Frequency analysis of sound by the cochlea is the most fundamental property of the auditory system. Despite its importance, the resolution of this frequency analysis in humans remains controversial. The controversy persists because the methods used to estimate tuning in humans are indirect and have not all been independently validated in other species. Some data suggest that human cochlear tuning is considerably sharper than that of laboratory animals, while others suggest little or no difference between species. We show here in a single species (ferret) that behavioral estimates of tuning bandwidths obtained using perceptual masking methods, and objective estimates obtained using otoacoustic emissions, both also employed in humans, agree closely with direct physiological measurements from single auditory-nerve fibers. Combined with human behavioral data, this outcome indicates that the frequency analysis performed by the human cochlea is of significantly higher resolution than found in common laboratory animals. This finding raises important questions about the evolutionary origins of human cochlear tuning, its role in the emergence of speech communication, and the mechanisms underlying our ability to separate and process natural sounds in complex acoustic environments.

Pitch perception is adapted to species-specific cochlear filtering

Pitch perception is critical for recognizing speech, music and animal vocalizations, but its neurobiological basis remains unsettled, in part because of divergent results from different species. We used a combination of behavioural measurements and cochlear modelling to investigate whether species-specific differences exist in the cues used to perceive pitch and whether these can be accounted for by differences in the auditory periphery. Ferrets performed a pitch discrimination task well whenever temporal envelope cues were robust, but not when resolved harmonics only were available. By contrast, human listeners exhibited the opposite pattern of results on an analogous task, consistent with previous studies. Simulated cochlear responses in the two species suggest that the relative salience of the two types of pitch cues can be attributed to differences in cochlear filter bandwidths. Cross-species variation in pitch perception may therefore reflect the constraints of estimating a sound’s fundamental frequency given species-specific cochlear tuning.

LMO7 deficiency reveals the significance of the cuticular plate for hearing function

Sensory hair cells, the mechanoreceptors of the auditory and vestibular system, harbor two specialized organelles, the hair bundle and the cuticular plate. Both subcellular structures have adapted to facilitate the remarkable sensitivity and speed of hair cell mechanotransduction. While the mechanosensory hair bundle is extensively studied, the molecules and mechanisms mediating the development and function of the cuticular plate are poorly understood. The cuticular plate is believed to provide a rigid foundation for stereociliar pivot movements, but specifics about its function, especially the significance of its integrity for long-term maintenance of hair cell mechanotransduction, are not known.

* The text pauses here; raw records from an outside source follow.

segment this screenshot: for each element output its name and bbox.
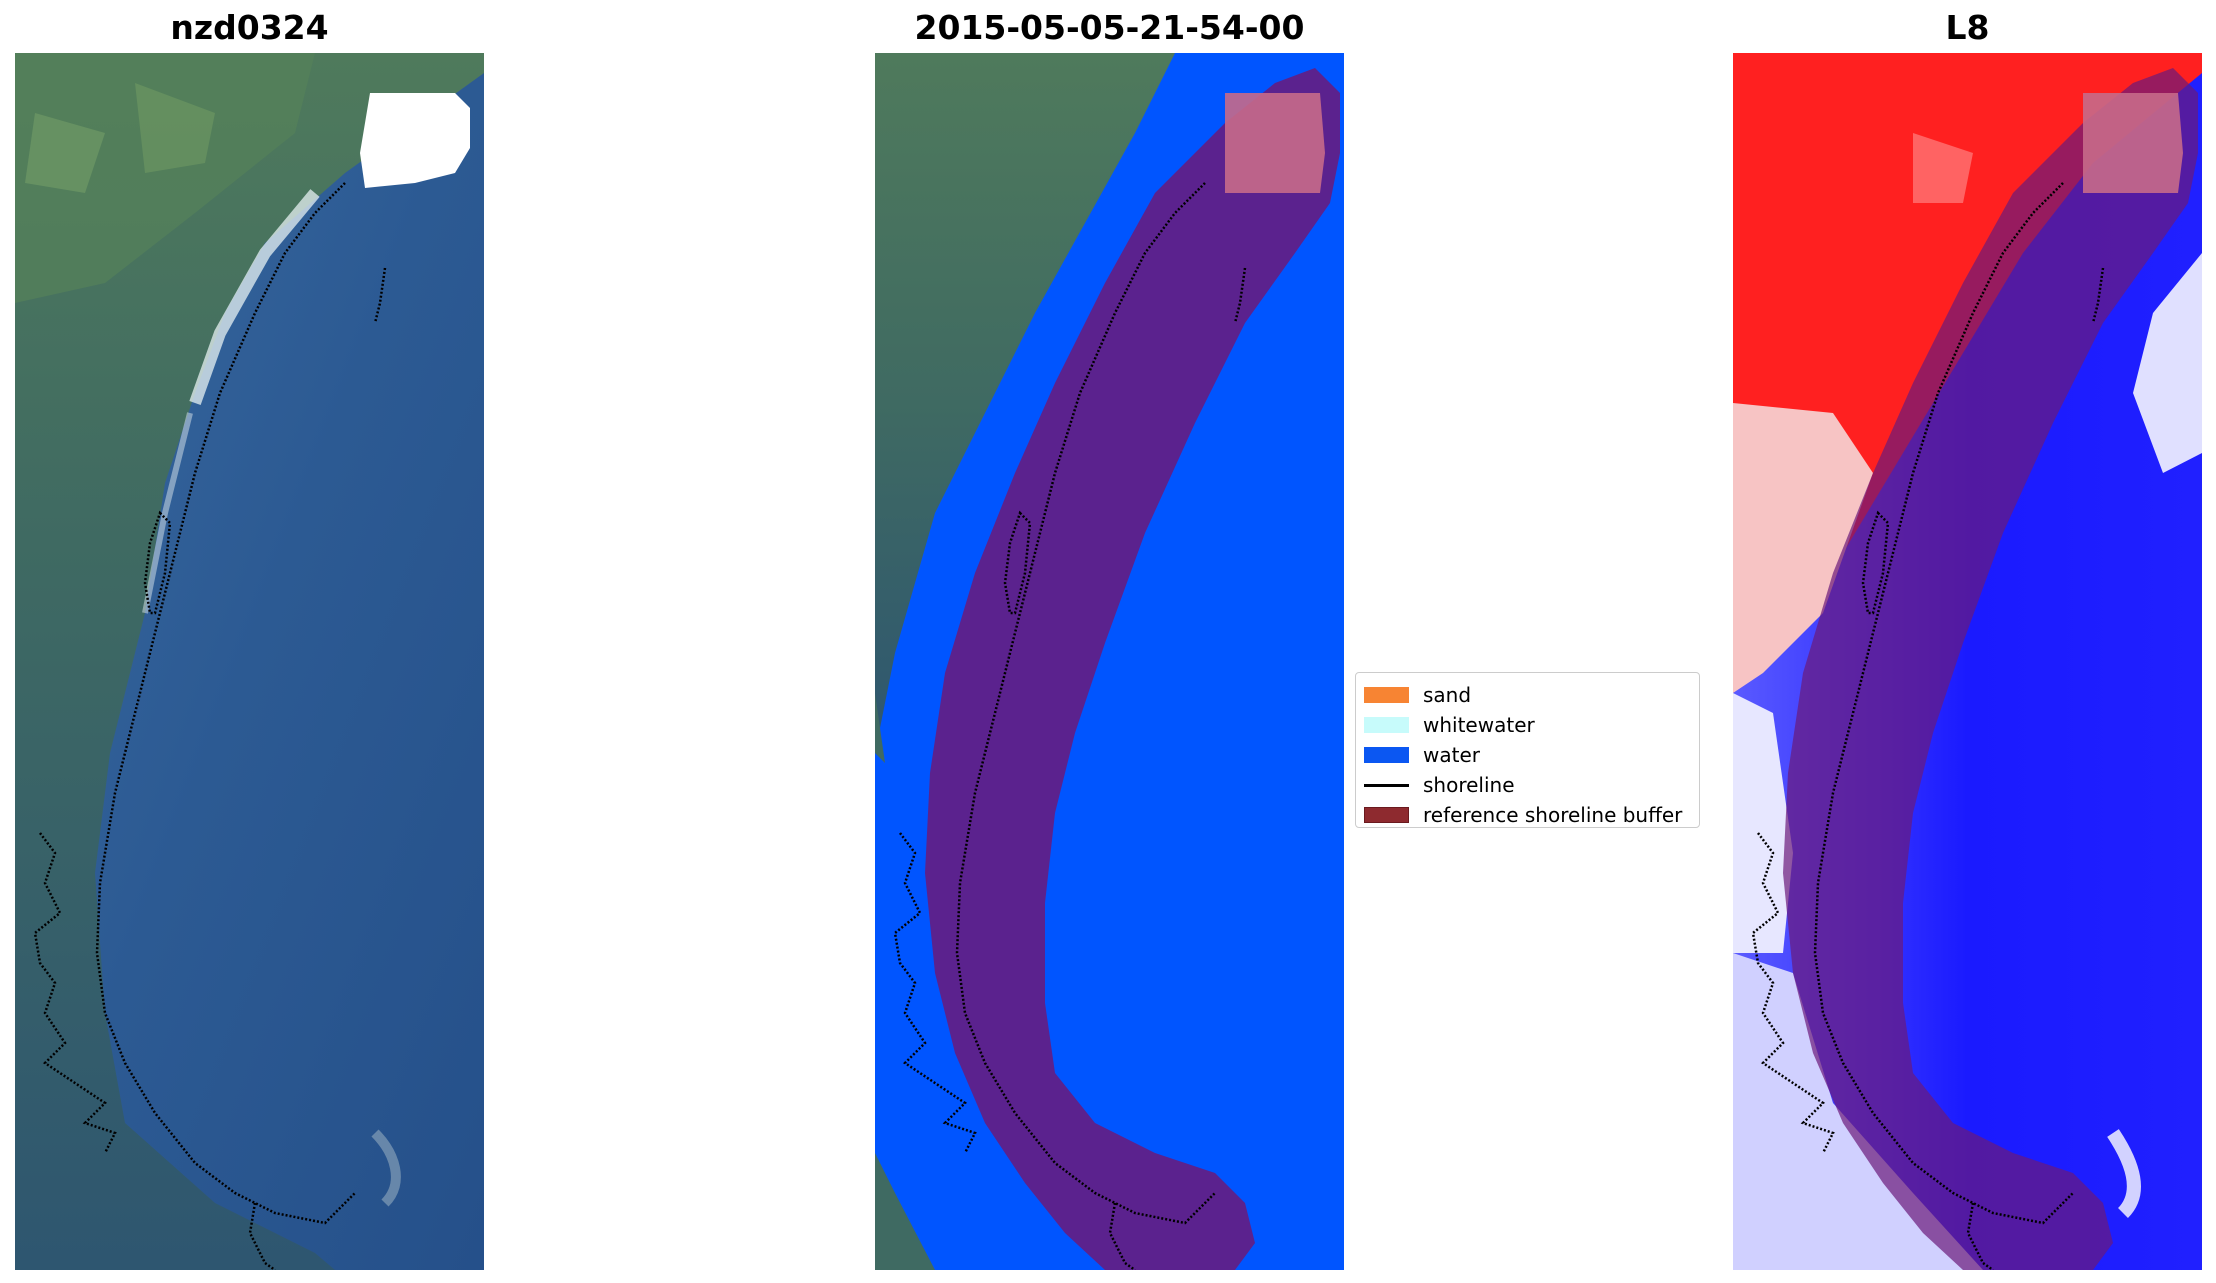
cloud-mask	[1225, 93, 1325, 193]
land-area	[15, 53, 484, 1270]
rgb-image	[15, 53, 484, 1270]
shoreline	[955, 182, 1216, 1225]
reference-shoreline-buffer	[925, 68, 1340, 1270]
legend-item-reference-buffer: reference shoreline buffer	[1364, 800, 1691, 830]
rgb-image-panel	[15, 53, 484, 1270]
classified-image	[875, 53, 1344, 1270]
legend-label: water	[1423, 743, 1480, 767]
legend: sand whitewater water shoreline referenc…	[1355, 672, 1700, 828]
index-image-panel	[1733, 53, 2202, 1270]
shoreline	[1813, 182, 2074, 1225]
legend-label: whitewater	[1423, 713, 1535, 737]
classified-image-panel	[875, 53, 1344, 1270]
legend-item-whitewater: whitewater	[1364, 710, 1691, 740]
legend-swatch-whitewater	[1364, 717, 1409, 733]
legend-swatch-water	[1364, 747, 1409, 763]
legend-label: shoreline	[1423, 773, 1515, 797]
legend-swatch-shoreline	[1364, 783, 1409, 787]
panel-title-index: L8	[1945, 8, 1990, 47]
legend-swatch-sand	[1364, 687, 1409, 703]
legend-item-shoreline: shoreline	[1364, 770, 1691, 800]
legend-swatch-reference-buffer	[1364, 807, 1409, 823]
legend-item-water: water	[1364, 740, 1691, 770]
panel-title-classification: 2015-05-05-21-54-00	[914, 8, 1305, 47]
cloud-mask	[360, 93, 470, 188]
reference-shoreline-buffer	[1783, 68, 2198, 1270]
cloud-mask	[2083, 93, 2183, 193]
shoreline	[95, 182, 356, 1225]
panel-title-image: nzd0324	[170, 8, 329, 47]
legend-label: sand	[1423, 683, 1472, 707]
land-area	[875, 53, 1175, 753]
legend-item-sand: sand	[1364, 680, 1691, 710]
legend-label: reference shoreline buffer	[1423, 803, 1683, 827]
index-image	[1733, 53, 2202, 1270]
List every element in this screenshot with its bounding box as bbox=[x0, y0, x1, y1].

In this study, we describe the discovery of a hair cell protein called LIM only protein 7 (LMO7). In the hair cell, LMO7 is specifically localized in the cuticular plate. Lmo7 KO mice suffer multiple deficiencies in the cuticular plate, including reduced filamentous actin density and abnormal length and distribution of stereociliar rootlets. In addition to the cuticular plate defects, older Lmo7 KO mice develop abnormalities in inner hair cell stereocilia. Together, these defects affect cochlear tuning and sensitivity and give rise to late-onset progressive hearing loss.